Fellini & Fiats
After spending a pleasant afternoon vintage shopping, I was walking back to my car when I saw this charming little 1960s Italian Fiat 500, in pristine condition, as if it had just time travelled almost sixty years into the future.
Looking at this lovely car conjured so many wonderful memories. I learned how to drive in my father's 1966 Mustang and I can still remember the sound of the heavy metal door closing, rolling down the windows on a hot summer day, and searching for music on the AM only radio. Driving a vintage car from the 1960s is a unique visceral experience that can never be felt in modern computerized cars that use advanced electronics, autonomous sensors, and the Internet to navigate.

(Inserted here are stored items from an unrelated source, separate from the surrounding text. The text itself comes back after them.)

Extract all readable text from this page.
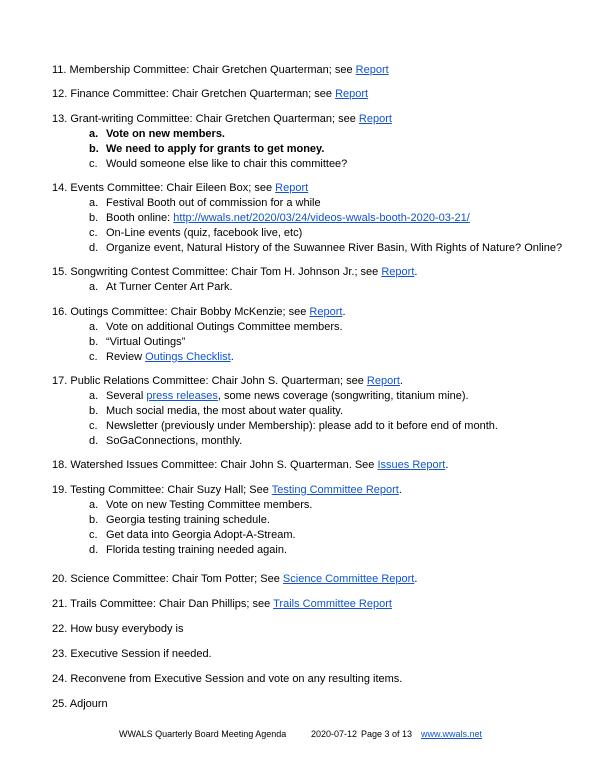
11. Membership Committee: Chair Gretchen Quarterman; see Report
12. Finance Committee: Chair Gretchen Quarterman; see Report
13. Grant-writing Committee: Chair Gretchen Quarterman; see Report
a. Vote on new members.
b. We need to apply for grants to get money.
c. Would someone else like to chair this committee?
14. Events Committee: Chair Eileen Box; see Report
a. Festival Booth out of commission for a while
b. Booth online: http://wwals.net/2020/03/24/videos-wwals-booth-2020-03-21/
c. On-Line events (quiz, facebook live, etc)
d. Organize event, Natural History of the Suwannee River Basin, With Rights of Nature? Online?
15. Songwriting Contest Committee: Chair Tom H. Johnson Jr.; see Report.
a. At Turner Center Art Park.
16. Outings Committee: Chair Bobby McKenzie; see Report.
a. Vote on additional Outings Committee members.
b. “Virtual Outings”
c. Review Outings Checklist.
17. Public Relations Committee: Chair John S. Quarterman; see Report.
a. Several press releases, some news coverage (songwriting, titanium mine).
b. Much social media, the most about water quality.
c. Newsletter (previously under Membership): please add to it before end of month.
d. SoGaConnections, monthly.
18. Watershed Issues Committee: Chair John S. Quarterman. See Issues Report.
19. Testing Committee: Chair Suzy Hall; See Testing Committee Report.
a. Vote on new Testing Committee members.
b. Georgia testing training schedule.
c. Get data into Georgia Adopt-A-Stream.
d. Florida testing training needed again.
20. Science Committee: Chair Tom Potter; See Science Committee Report.
21. Trails Committee: Chair Dan Phillips; see Trails Committee Report
22. How busy everybody is
23. Executive Session if needed.
24. Reconvene from Executive Session and vote on any resulting items.
25. Adjourn
WWALS Quarterly Board Meeting Agenda	2020-07-12 Page 3 of 13 www.wwals.net
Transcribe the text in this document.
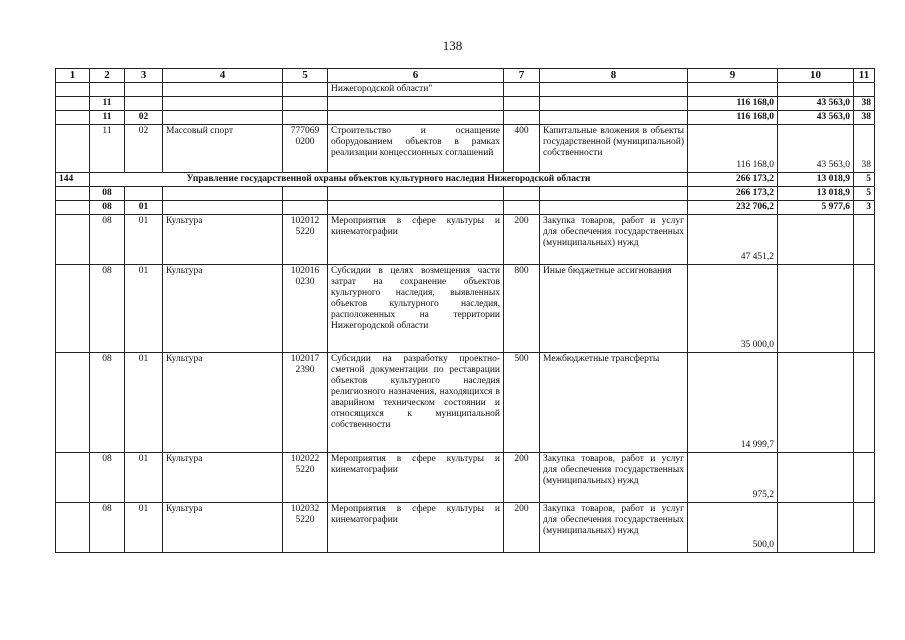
138
1	2	3	4	5	6	7	8	9	10	11
					Нижегородской области"					
	11							116 168,0	43 563,0	38
	11	02						116 168,0	43 563,0	38
	11	02	Массовый спорт	777069 0200	Строительство и оснащение оборудованием объектов в рамках реализации концессионных соглашений	400	Капитальные вложения в объекты государственной (муниципальной) собственности	116 168,0	43 563,0	38
144	Управление государственной охраны объектов культурного наследия Нижегородской области							266 173,2	13 018,9	5
	08							266 173,2	13 018,9	5
	08	01						232 706,2	5 977,6	3
	08	01	Культура	102012 5220	Мероприятия в сфере культуры и кинематографии	200	Закупка товаров, работ и услуг для обеспечения государственных (муниципальных) нужд	47 451,2		
	08	01	Культура	102016 0230	Субсидии в целях возмещения части затрат на сохранение объектов культурного наследия, выявленных объектов культурного наследия, расположенных на территории Нижегородской области	800	Иные бюджетные ассигнования	35 000,0		
	08	01	Культура	102017 2390	Субсидии на разработку проектно-сметной документации по реставрации объектов культурного наследия религиозного назначения, находящихся в аварийном техническом состоянии и относящихся к муниципальной собственности	500	Межбюджетные трансферты	14 999,7		
	08	01	Культура	102022 5220	Мероприятия в сфере культуры и кинематографии	200	Закупка товаров, работ и услуг для обеспечения государственных (муниципальных) нужд	975,2		
	08	01	Культура	102032 5220	Мероприятия в сфере культуры и кинематографии	200	Закупка товаров, работ и услуг для обеспечения государственных (муниципальных) нужд	500,0		
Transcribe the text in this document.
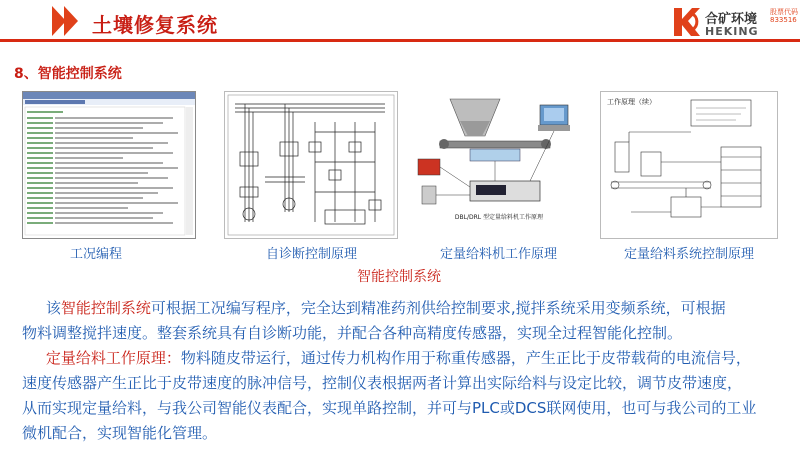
土壤修复系统	合矿环境 股票代码 833516
HEKING
8、智能控制系统
DBL/DRL 型定量给料机工作原理
工作原理（续）
工况编程	自诊断控制原理	定量给料机工作原理	定量给料系统控制原理
智能控制系统
该智能控制系统可根据工况编写程序，完全达到精准药剂供给控制要求,搅拌系统采用变频系统，可根据
物料调整搅拌速度。整套系统具有自诊断功能，并配合各种高精度传感器，实现全过程智能化控制。
定量给料工作原理：物料随皮带运行，通过传力机构作用于称重传感器，产生正比于皮带载荷的电流信号，
速度传感器产生正比于皮带速度的脉冲信号，控制仪表根据两者计算出实际给料与设定比较，调节皮带速度，
从而实现定量给料，与我公司智能仪表配合，实现单路控制，并可与PLC或DCS联网使用，也可与我公司的工业
微机配合，实现智能化管理。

It also reminded me of watching 1960s European art house films in college for my aesthetics of film classes, like Federico Fellini's La Dolce Vita (1960). Federico Fellini was an Italian film director and screenwriter who transformed 1960s Italian cinema by replacing linear storytelling with episodic plots blended with surreal fantasy, symbolism, and realism. For Fellini, the Fiat was more than just a prop, it was a lens into Italian society. As the ultimate symbol of urban life during post World War II, the Fiat was an everyday car that helped balanced his extravagant, surreal cinematic fantasies with relatable authenticity that captured the essence of the 1960's Italian middle-class.
It is no surprise that Fellini cast the Fiat in many of his films. What is likelihood that this little Fiat was featured in a Fellini film? Considering millions of Fiat 500s were built in the 1960s, the probability is slim, but it's nice to dream.